Considerando a parcela que o Estado poupou/apropriou-se da CGA apenas no período 1993/2003, que consta da coluna 9 do quadro (a última à direita a laranja), e admitindo uma taxa de rentabilidade de 4,7%, que foi a do Fundo de Estabilização Financeira da Segurança Social, a CGA teria acumulado até 2022 cerca de 24.000 milhões €. Se os excedentes da CGA tivessem sido capitalizados desde a sua criação as transferências do Orçamento do Estado agora certamente não seriam necessárias. É uma realidade que Jorge Bravo desconhece por ignorância ou que procura ocultar por conveniência.

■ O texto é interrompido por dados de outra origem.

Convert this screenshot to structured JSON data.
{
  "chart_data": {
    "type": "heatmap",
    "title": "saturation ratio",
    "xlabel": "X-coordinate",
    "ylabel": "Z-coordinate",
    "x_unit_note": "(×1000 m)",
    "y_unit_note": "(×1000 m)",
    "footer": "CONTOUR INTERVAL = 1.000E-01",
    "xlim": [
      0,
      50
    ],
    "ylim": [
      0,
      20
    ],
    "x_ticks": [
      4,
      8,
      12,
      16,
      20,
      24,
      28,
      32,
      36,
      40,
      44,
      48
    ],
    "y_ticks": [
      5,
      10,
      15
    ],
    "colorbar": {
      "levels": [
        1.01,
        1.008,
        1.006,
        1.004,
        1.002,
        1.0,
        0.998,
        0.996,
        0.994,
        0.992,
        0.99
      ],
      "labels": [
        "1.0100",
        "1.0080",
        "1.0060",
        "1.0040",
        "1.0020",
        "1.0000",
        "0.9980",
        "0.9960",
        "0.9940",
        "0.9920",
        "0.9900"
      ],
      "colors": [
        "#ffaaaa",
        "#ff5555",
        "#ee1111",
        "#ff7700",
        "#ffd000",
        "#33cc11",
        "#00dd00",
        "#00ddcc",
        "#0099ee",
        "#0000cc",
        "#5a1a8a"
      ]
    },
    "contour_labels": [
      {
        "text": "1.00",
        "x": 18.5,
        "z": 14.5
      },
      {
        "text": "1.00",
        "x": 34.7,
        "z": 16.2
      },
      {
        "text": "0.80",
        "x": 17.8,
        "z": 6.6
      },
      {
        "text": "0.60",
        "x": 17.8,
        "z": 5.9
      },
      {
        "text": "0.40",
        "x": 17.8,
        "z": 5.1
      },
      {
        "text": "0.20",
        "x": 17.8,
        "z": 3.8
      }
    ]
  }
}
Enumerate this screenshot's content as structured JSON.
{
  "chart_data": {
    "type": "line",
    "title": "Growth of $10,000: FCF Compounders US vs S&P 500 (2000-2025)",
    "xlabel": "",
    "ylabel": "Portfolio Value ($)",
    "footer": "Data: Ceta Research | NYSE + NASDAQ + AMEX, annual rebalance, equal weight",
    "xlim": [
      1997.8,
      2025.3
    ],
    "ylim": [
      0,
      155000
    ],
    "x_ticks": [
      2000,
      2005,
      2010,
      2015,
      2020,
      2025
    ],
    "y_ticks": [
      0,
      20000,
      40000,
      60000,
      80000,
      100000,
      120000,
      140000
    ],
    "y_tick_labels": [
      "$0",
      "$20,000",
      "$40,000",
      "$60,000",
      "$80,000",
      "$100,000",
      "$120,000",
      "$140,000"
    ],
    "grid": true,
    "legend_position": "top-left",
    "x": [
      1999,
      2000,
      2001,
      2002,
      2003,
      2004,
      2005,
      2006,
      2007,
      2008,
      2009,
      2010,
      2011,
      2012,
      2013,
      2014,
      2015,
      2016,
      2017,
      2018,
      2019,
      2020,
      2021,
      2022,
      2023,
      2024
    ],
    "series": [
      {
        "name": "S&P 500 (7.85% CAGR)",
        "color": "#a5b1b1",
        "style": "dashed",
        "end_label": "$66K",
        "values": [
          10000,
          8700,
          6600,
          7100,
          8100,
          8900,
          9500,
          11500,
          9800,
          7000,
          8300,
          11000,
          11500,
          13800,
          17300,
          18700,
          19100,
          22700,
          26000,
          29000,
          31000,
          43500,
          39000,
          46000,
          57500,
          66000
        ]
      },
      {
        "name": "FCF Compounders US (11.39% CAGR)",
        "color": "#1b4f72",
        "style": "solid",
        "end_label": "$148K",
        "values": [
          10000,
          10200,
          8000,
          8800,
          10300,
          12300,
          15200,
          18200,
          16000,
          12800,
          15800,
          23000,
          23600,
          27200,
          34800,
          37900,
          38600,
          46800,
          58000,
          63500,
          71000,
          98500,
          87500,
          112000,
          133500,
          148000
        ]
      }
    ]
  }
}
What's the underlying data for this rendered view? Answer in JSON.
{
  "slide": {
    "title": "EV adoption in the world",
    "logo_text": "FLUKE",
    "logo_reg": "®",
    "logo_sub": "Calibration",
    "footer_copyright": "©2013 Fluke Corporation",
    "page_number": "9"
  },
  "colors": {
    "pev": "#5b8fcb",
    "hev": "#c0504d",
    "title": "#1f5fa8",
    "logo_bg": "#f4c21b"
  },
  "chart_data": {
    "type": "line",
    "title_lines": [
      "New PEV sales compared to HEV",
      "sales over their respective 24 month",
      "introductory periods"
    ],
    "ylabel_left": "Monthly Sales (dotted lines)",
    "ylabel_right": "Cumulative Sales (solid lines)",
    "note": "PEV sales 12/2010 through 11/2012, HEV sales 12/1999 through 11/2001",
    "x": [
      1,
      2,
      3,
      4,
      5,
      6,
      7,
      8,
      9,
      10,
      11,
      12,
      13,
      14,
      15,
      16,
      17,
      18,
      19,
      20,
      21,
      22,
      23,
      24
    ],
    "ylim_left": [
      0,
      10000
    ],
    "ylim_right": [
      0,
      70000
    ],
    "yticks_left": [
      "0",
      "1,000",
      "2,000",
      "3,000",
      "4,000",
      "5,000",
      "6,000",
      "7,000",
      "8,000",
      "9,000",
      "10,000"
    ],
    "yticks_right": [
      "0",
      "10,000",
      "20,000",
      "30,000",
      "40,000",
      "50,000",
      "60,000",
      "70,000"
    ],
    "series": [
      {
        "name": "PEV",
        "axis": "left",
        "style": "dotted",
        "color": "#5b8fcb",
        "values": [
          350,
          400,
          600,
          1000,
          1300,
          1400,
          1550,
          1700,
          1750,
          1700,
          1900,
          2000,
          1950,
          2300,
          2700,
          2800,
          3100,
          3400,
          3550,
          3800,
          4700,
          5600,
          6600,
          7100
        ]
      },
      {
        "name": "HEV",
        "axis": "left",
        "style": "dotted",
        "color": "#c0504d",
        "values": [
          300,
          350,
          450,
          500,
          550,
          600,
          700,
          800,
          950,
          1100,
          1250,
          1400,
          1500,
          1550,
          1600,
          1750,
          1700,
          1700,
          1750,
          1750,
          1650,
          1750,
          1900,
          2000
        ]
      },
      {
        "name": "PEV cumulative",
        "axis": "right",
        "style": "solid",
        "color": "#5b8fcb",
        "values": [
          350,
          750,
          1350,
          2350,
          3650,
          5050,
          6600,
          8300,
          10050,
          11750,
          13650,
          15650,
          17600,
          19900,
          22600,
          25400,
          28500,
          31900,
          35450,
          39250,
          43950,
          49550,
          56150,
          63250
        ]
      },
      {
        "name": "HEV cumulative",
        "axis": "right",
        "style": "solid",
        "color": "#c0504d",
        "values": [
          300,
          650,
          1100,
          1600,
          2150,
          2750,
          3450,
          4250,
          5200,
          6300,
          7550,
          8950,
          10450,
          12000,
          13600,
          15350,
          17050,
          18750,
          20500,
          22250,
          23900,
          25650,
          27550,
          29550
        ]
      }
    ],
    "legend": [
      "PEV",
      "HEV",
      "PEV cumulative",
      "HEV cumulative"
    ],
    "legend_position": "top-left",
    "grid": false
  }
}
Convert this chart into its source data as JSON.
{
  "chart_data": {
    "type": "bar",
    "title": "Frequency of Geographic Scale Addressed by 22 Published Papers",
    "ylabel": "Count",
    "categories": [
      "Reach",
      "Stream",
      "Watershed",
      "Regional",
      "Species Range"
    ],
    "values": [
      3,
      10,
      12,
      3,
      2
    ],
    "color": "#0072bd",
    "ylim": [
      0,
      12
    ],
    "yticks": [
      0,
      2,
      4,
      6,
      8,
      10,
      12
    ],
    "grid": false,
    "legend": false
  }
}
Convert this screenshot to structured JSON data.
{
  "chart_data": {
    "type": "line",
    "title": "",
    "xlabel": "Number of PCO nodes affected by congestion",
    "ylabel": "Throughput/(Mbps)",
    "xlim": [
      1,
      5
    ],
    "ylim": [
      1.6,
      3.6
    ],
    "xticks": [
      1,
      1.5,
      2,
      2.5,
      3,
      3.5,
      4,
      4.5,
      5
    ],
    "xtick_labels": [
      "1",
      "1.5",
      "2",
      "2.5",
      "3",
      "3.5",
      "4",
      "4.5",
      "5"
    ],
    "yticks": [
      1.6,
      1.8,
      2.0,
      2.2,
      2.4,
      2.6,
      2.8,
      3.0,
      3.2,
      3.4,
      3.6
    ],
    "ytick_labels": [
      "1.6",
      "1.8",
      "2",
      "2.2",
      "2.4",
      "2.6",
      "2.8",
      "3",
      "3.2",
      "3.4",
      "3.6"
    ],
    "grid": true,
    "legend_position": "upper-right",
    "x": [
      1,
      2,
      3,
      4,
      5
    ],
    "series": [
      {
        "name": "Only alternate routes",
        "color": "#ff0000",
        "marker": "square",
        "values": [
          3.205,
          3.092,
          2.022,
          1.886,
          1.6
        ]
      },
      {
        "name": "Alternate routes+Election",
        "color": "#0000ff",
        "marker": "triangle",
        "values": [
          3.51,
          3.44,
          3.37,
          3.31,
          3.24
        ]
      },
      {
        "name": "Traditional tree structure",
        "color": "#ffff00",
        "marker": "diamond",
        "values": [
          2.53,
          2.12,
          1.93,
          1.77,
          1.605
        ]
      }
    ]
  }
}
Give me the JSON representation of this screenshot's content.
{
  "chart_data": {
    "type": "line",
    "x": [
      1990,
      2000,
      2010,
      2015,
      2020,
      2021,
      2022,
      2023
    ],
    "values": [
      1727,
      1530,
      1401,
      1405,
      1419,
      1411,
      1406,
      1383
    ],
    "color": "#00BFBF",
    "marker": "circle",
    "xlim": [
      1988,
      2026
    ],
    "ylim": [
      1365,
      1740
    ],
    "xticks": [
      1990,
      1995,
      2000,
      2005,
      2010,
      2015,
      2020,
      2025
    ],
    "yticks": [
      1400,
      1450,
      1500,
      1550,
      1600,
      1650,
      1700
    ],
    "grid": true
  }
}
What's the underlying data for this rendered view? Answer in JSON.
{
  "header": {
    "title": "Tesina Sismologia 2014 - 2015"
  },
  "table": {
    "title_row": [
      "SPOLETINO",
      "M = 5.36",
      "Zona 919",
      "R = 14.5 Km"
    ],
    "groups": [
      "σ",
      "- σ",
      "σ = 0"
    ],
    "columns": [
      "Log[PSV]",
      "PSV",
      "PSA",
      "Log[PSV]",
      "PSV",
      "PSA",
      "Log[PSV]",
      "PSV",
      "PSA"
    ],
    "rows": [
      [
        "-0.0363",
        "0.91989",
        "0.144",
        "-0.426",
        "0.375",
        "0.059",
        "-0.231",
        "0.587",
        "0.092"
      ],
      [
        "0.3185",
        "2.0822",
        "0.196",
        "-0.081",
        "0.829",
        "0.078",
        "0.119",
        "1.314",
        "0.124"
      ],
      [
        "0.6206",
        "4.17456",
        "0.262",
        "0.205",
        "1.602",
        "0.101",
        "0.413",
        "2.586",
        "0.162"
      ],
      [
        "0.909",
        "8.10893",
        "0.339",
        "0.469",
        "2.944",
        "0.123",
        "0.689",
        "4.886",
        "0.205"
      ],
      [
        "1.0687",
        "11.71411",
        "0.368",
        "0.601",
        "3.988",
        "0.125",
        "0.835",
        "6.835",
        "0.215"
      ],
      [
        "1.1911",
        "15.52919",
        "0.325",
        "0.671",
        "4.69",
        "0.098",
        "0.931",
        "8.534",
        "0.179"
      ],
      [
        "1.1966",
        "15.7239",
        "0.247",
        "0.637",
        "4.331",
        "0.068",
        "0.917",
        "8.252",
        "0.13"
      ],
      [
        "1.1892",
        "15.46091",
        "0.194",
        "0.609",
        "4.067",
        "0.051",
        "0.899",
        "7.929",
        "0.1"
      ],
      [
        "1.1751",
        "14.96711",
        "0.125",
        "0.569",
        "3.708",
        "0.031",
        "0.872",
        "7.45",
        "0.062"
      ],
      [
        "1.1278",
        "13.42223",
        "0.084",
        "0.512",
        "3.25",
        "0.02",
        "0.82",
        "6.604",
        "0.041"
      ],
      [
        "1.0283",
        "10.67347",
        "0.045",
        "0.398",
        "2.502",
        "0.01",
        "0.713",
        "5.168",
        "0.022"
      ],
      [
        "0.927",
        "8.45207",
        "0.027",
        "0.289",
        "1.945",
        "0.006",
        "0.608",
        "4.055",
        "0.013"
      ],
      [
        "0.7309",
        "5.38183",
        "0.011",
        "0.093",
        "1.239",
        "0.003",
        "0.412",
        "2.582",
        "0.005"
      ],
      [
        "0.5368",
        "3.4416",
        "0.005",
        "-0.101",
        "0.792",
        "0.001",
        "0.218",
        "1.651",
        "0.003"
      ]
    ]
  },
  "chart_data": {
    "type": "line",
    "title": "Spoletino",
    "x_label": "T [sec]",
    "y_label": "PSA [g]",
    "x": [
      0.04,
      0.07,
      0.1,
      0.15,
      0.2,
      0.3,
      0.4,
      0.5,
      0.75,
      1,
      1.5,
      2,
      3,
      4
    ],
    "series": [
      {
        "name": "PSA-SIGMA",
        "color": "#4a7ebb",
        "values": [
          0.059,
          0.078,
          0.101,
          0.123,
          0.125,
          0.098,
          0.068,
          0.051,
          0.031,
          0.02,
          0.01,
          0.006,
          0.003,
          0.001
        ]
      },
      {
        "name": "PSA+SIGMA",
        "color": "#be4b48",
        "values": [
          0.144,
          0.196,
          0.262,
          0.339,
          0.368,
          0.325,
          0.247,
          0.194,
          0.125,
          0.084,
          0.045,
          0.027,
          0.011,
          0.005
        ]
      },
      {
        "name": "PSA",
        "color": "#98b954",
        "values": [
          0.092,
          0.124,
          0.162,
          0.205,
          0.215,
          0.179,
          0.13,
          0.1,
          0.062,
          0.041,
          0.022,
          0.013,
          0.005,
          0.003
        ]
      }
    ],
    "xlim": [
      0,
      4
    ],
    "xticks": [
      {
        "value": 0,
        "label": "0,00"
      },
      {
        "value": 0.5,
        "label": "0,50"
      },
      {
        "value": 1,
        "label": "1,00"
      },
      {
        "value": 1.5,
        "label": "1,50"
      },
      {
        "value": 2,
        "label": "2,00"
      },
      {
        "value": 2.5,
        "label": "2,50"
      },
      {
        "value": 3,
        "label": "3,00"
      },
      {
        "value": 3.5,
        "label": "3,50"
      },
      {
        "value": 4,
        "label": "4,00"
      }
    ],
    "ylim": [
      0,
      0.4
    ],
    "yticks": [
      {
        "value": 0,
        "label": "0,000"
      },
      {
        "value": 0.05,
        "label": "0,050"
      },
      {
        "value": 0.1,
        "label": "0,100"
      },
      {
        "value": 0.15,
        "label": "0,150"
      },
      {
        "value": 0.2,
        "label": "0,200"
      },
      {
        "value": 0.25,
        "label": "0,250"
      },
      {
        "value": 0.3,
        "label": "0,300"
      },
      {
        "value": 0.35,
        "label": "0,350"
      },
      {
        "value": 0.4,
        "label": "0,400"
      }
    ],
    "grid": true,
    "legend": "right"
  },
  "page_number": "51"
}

A SITUAÇÃO DA SEGURANÇA SOCIAL NÃO ANALISADA COM OBJETIVIDADE POR JORGE BRAVO
O quadro 2, com dados da Direção Geral do Orçamento (DGO), na ótica da Contabilidade Pública, são um indicador da situação da Segurança Social, e nomeadamente do Regime contributivo, que Jorge Bravo não estudou.
Quadro 2 – Receitas e despesas e saldos da Segurança Social entre 2015/2022 na ótica da Contabilidade Pública
Em 8 anos (2015/2022), a Segurança Social acumulou saldos positivos no montante de 17988 milhões € na ótica da Contabilidade Pública, o que contribuiu para a redução do défice orçamental. E de acordo com os estudos de sustentabilidade que acompanhavam os Relatórios do Orçamento do Estado, entre 2015 e 2022, o Fundo de Estabilização Financeira da Segurança Social aumentou de 14.100 milhões € para 24.600 milhões € , o que corresponde a mais de um ano de despesa com pensões do sistema Previdencial, o que contradiz a afirmação de Jorge Bravo sobre o défice do Regime geral. O que se pede é honestidade intelectual quando se tratam questões tão importantes e sérias como a sustentabilidade deste regime.